Text-to-Image 2M
Very large and qualitative dataset, designed for the fine-tuning of models for generating images from textual descriptions. It combines multiple sources to ensure diversity and quality.
Approximately 2 million examples, 512x512 images (majority), JSON format or similar
MIT
Description
The dataset Text-to-Image 2M contains approximately 2 million text-image pairs, mostly in 512x512 resolution. It is the result of careful selection and improvement of multiple sources, optimized to train accurate and diverse text-to-image models.
What is this dataset for?
- Train and refine models for generating images from text
- Improving the quality and diversity of images produced by models
- Adapt models to high resolutions with a subset of 10,000 1024x1024 images
Can it be enriched or improved?
Yes, it is possible to add additional annotations on style, composition, or objects. You can also extend the dataset with high-resolution data for specialized models. Rewriting the captions for greater precision is another way.
🔎 In summary
🧠 Recommended for
- Generative AI researchers
- Digital artists
- Text-to-image template developers
🔧 Compatible tools
- Stable Diffusion
- SLAB
- Imagen
- Hugging Face Diffusers
- PyTorch
💡 Tip
To optimize fine-tuning, start with a representative subset before integrating the entire dataset.
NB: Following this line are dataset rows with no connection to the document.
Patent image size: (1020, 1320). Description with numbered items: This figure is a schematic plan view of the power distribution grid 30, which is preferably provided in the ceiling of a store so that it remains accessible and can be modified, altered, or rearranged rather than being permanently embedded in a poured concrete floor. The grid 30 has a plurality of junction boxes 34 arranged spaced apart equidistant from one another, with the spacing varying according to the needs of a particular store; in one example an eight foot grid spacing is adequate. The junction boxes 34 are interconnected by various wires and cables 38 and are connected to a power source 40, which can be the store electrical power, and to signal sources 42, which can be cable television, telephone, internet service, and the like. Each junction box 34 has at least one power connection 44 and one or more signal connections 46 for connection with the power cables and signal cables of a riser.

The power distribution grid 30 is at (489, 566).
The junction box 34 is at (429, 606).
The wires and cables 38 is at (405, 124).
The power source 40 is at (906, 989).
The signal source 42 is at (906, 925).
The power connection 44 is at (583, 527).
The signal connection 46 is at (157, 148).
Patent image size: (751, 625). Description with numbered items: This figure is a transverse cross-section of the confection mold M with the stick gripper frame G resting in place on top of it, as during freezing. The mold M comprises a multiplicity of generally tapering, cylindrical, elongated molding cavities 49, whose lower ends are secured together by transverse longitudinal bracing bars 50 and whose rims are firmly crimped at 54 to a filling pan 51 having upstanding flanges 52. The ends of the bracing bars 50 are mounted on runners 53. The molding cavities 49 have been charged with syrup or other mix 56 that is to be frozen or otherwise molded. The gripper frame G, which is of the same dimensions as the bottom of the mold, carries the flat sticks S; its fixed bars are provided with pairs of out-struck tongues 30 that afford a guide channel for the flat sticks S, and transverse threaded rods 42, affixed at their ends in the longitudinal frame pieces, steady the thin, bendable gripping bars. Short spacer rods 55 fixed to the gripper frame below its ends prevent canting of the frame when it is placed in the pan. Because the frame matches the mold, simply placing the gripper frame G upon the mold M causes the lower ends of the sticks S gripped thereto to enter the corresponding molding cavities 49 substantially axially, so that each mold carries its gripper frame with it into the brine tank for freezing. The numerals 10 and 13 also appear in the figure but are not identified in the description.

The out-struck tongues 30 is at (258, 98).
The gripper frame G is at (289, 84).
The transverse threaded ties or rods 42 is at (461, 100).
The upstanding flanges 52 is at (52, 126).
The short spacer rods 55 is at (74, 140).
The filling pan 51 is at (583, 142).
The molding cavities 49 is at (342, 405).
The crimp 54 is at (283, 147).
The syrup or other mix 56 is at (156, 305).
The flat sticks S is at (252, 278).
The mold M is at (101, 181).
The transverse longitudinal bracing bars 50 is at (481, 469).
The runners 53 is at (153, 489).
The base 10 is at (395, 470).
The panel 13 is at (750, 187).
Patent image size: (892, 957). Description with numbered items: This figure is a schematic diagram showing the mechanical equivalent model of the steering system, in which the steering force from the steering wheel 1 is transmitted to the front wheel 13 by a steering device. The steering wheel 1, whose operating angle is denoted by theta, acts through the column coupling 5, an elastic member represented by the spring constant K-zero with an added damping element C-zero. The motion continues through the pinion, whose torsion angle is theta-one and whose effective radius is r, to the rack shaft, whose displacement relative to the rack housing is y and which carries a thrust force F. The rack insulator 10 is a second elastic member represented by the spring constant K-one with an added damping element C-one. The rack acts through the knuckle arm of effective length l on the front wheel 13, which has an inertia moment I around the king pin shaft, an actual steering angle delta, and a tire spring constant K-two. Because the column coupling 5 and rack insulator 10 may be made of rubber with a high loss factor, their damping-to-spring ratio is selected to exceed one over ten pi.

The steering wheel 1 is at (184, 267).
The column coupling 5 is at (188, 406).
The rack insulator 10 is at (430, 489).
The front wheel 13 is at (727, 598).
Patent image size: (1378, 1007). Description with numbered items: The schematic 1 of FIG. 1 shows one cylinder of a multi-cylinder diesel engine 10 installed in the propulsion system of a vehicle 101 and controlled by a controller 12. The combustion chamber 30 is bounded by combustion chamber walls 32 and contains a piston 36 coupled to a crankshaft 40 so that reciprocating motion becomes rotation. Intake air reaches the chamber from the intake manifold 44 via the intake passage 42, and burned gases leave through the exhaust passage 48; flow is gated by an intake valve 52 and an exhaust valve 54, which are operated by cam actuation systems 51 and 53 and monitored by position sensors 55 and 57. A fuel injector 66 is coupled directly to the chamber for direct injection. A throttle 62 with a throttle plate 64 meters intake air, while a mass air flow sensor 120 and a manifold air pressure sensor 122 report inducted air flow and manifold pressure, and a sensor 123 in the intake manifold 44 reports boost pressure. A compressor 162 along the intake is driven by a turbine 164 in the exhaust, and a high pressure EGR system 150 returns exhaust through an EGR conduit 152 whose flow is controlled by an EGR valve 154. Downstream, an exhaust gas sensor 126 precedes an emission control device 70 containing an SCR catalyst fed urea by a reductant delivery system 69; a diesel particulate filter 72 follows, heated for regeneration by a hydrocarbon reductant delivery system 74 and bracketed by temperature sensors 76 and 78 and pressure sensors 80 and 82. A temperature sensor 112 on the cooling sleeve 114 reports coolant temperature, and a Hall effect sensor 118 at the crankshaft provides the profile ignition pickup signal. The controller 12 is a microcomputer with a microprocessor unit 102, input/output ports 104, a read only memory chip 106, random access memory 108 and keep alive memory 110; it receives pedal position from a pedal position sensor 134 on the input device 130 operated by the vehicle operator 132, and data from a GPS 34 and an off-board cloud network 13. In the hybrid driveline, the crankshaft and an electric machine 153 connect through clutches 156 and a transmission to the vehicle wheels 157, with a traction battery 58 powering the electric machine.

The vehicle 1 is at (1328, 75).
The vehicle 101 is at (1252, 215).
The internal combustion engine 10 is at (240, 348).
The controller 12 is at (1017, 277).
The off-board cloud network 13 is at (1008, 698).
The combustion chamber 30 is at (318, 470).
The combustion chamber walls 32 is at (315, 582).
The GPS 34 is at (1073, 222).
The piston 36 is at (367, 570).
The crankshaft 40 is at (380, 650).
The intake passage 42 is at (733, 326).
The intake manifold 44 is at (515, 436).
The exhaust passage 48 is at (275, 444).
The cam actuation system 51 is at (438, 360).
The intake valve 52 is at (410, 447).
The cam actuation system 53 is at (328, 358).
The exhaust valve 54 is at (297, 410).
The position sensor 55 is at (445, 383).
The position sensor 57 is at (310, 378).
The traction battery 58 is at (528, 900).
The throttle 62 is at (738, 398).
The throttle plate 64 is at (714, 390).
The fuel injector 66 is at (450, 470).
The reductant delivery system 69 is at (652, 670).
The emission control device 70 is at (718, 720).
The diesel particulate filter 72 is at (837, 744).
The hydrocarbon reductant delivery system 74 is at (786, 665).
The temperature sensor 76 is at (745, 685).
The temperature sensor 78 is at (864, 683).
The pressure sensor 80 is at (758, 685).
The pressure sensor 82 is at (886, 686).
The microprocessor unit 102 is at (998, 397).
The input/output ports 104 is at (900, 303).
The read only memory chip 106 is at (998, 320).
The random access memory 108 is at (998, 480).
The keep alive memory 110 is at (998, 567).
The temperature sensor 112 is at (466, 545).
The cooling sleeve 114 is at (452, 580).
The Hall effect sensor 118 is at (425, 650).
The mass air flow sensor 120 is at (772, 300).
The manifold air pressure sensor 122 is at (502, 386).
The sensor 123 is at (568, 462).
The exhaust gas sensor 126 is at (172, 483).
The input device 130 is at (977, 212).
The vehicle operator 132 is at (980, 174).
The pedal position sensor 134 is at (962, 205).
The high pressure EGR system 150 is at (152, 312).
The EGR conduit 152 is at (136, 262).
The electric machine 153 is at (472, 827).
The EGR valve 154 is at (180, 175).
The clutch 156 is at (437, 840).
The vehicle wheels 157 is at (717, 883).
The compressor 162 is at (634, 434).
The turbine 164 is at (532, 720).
Frequently Asked Questions
Does this dataset contain high resolution images?
Yes, it contains a subset of 10,000 1024x1024 images for high resolution uses.
Are the captions standardized?
They are descriptive and generated by advanced models, but can be reworked for greater precision.
Can I use this dataset for commercial use?
Yes, the MIT license allows unrestricted commercial use.